The modern Willoughby Expedition, as it is called, began in Everglades National Park at the mouth of the Harney River in the Gulf of Mexico, where the relatively untouched environment would have been similar to what Willoughby experienced. The project’s team, paddling the entire way in canoes, also took note of egg clusters left by apple snails, the sole food of the endangered bird known as the snail kite. To guard against the razor-sharp sawgrass, the team members covered themselves completely and wore gloves like what butchers wear, Oyer said.
“We still had some sawgrass cuts,” he said. “We, not intentionally, just the way it worked out, wound up in sawgrass over our heads, completely surrounding us for probably 10 hours, not consecutively but cumulatively, including four or five hours of it at night, which was not the intention, of course. We hadn’t reached our scheduled destination.”
Within a few days, though, the environment transformed radically as the team reached well into what is now Miami.
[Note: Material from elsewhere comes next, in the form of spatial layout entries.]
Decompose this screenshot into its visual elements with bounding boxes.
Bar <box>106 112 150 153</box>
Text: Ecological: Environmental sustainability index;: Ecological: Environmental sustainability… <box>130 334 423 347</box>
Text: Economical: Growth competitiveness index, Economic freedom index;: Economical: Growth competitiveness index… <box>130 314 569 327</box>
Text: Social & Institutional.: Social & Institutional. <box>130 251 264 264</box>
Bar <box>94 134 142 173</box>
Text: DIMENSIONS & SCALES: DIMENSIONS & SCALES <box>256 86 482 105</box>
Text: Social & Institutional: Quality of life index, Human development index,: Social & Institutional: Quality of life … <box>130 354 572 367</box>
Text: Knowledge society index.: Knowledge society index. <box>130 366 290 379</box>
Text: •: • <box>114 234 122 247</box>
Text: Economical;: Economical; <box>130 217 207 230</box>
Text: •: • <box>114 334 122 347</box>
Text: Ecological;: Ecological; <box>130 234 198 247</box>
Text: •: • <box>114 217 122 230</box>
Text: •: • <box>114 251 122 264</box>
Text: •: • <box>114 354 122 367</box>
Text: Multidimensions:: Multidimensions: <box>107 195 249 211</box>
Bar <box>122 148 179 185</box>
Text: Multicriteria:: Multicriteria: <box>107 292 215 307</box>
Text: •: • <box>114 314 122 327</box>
As its members approached the urban jungle, navigating a series of canals dug for drainage from the Everglades, the water quality went from pristine enough to drink to littered with garbage like Styrofoam and plastic, signaling the high level of microplastics that water testing is likely to detect.
The trip ended in downtown Miami, at the mouth of the Miami River. Charlie Arazoza, who served as the expedition’s navigator, grew up in the Everglades and remains an avid paddler of the river of grass. “I’ve spent a lot of time in the Everglades,” he said, “but for once I finally got to string it all together.”
“It’s really cool to put these, all these historical waterways, together into one trip,” he said. “It’s like stringing pearls.”